Çünkü tek adam rejimi demek inanılmaz muazzam bir zenginliğe -çok ama çok büyük paralara- hükmetmek demektir. Bir başka deyişle mesele, AKP seçmenine pazarlanandan çok farklı bir boyuttadır. Bambaşka bir karakterdedir. Sadece sarayın devasa ve akıl almaz maliyetleri bile bu dediğimizin dışa vurumu anlamına gelmektedir.
Erdoğan'ı bu hedefinden alıkoyacak tek engel, kıyasıya mücadele verdiği kompradorlardır. Yani "fabrika ayarları"na dönmek ve sermayenin tamamına tekrar egemen olmak isteyen bir burjuvazi.
Seçmene "milli ile gayri milli"nin veya sözgelimi, laiklerle dindarların savaşı olarak pazarlanmaya çalışılan kavganın ardında yatan da bundan başka bir şey değildir.
Bugünkü noktada artık her toplumsal gelişme bu kavganın şiddetine ve boyutlarına göre biçimlendirilmektedir.
Yani ortada aslında bir dindar-dinsiz, laik-anti laik, müslüman-müslüman olmayan kavgası yoktur. Çünkü ortada doğru dürüst bir dindar ve onun da karşıtı görülmemektedir. Olan biten tek şey, sermayenin el değiştirip değiştirmeyeceğidir.
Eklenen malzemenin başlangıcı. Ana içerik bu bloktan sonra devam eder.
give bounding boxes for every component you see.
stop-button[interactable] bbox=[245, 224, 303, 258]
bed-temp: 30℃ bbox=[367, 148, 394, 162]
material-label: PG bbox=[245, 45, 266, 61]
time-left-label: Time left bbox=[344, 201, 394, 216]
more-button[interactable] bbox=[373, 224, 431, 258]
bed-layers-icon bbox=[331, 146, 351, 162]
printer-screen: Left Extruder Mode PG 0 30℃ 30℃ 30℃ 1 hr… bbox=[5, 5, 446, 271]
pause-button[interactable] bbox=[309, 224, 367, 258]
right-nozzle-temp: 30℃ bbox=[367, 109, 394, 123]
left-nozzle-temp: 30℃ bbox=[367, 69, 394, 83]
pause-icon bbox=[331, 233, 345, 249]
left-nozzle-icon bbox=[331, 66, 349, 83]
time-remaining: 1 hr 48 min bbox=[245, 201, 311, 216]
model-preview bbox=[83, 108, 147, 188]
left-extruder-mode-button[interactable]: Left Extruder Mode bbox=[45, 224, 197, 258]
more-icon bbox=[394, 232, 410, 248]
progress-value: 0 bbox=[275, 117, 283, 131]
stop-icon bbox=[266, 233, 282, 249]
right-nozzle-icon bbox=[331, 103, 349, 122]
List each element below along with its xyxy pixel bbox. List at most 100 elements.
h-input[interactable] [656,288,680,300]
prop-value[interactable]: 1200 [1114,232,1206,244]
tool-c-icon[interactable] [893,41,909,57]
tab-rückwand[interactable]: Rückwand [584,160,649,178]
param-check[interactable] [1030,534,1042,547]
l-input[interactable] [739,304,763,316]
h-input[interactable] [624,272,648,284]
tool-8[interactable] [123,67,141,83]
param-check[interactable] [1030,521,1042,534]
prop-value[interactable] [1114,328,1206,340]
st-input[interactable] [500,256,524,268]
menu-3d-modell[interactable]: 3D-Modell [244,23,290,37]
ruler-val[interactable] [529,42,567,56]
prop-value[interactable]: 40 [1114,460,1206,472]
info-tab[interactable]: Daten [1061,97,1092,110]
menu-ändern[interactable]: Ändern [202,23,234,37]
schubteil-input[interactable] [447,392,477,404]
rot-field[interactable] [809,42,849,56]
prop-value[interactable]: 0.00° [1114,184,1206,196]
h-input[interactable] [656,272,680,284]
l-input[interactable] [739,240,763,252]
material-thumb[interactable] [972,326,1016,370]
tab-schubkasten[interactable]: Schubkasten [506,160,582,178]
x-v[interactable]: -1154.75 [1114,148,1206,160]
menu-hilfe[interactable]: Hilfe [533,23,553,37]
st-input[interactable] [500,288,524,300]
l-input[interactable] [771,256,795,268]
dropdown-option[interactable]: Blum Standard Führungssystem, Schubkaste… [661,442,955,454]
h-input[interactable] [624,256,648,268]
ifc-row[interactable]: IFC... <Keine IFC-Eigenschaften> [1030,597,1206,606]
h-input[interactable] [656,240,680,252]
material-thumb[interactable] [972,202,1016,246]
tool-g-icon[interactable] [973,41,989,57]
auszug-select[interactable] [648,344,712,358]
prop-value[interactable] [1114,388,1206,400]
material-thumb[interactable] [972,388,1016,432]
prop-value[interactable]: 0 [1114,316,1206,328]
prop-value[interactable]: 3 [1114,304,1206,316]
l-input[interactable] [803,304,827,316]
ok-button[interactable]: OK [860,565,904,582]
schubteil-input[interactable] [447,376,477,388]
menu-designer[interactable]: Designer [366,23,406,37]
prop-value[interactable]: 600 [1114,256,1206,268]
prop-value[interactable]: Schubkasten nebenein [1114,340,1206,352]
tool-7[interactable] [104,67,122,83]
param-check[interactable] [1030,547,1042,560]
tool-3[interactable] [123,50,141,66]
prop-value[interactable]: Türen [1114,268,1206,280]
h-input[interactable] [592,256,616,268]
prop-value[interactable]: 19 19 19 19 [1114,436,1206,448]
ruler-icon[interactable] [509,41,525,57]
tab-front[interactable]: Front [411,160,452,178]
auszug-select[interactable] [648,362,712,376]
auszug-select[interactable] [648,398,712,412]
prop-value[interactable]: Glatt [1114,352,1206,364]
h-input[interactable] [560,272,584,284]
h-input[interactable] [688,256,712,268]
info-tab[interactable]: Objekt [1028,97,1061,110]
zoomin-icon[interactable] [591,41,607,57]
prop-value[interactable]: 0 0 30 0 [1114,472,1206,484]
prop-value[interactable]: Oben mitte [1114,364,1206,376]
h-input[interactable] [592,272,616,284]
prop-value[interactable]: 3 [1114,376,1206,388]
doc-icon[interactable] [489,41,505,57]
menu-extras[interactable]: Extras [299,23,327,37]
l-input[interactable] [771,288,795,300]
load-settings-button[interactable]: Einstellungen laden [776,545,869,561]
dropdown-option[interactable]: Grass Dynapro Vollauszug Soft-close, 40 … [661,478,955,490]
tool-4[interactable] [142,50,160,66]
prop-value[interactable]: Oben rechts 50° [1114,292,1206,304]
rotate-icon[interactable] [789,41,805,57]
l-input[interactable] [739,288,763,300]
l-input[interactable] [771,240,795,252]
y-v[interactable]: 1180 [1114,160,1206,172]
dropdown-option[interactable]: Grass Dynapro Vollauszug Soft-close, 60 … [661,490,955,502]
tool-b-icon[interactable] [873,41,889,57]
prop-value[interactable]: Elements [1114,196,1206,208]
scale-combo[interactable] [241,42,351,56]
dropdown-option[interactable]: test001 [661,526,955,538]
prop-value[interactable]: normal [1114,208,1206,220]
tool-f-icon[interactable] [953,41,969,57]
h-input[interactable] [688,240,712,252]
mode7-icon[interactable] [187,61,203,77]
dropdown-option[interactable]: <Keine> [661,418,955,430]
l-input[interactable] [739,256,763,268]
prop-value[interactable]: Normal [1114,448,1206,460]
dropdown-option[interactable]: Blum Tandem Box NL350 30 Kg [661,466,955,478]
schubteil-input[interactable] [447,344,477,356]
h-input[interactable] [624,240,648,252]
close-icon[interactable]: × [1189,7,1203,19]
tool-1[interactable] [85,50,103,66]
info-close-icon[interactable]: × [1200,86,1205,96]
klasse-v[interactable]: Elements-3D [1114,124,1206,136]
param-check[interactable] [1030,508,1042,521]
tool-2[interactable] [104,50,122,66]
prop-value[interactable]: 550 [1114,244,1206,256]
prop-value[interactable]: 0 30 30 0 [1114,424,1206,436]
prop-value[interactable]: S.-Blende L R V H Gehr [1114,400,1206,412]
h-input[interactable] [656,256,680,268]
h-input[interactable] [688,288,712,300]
Dolayısıyla bu kavgada dinin payı ya da katkısı gerçekte hiç yoktur.
Çok büyük bir zenginliğin kapısı olması unutulmadan, Erdoğan ve çekirdek ekibinin, taa en başından itibaren aslında neden siyaset yapmaya başladıklarının ve neden siyaset yapmaya devam ettiklerinin çok iyi anlaşılması ve kavranılması gerekmektedir.
Bu yapılmadan, örneğin Erdoğan'ın, "fabrika ayarları"na ait ve "fabrika ayarları"nı temsil eden eski büyükelçilere neden sürekli "monşerler" diyerek onları aşağılamaya çalıştığını, ya da yine örneğin, Can Dündar'lı bir Cumhuriyet gazetesi yerine neden Alev Coşkun'lu bir Cumhuriyet gazetesini tercih ettiğini anlayabilmemiz zorlaşacaktır.
Meseleye devam edeceğiz... Sevgiyle, dirençli ve uyanık kalmaya devam edin!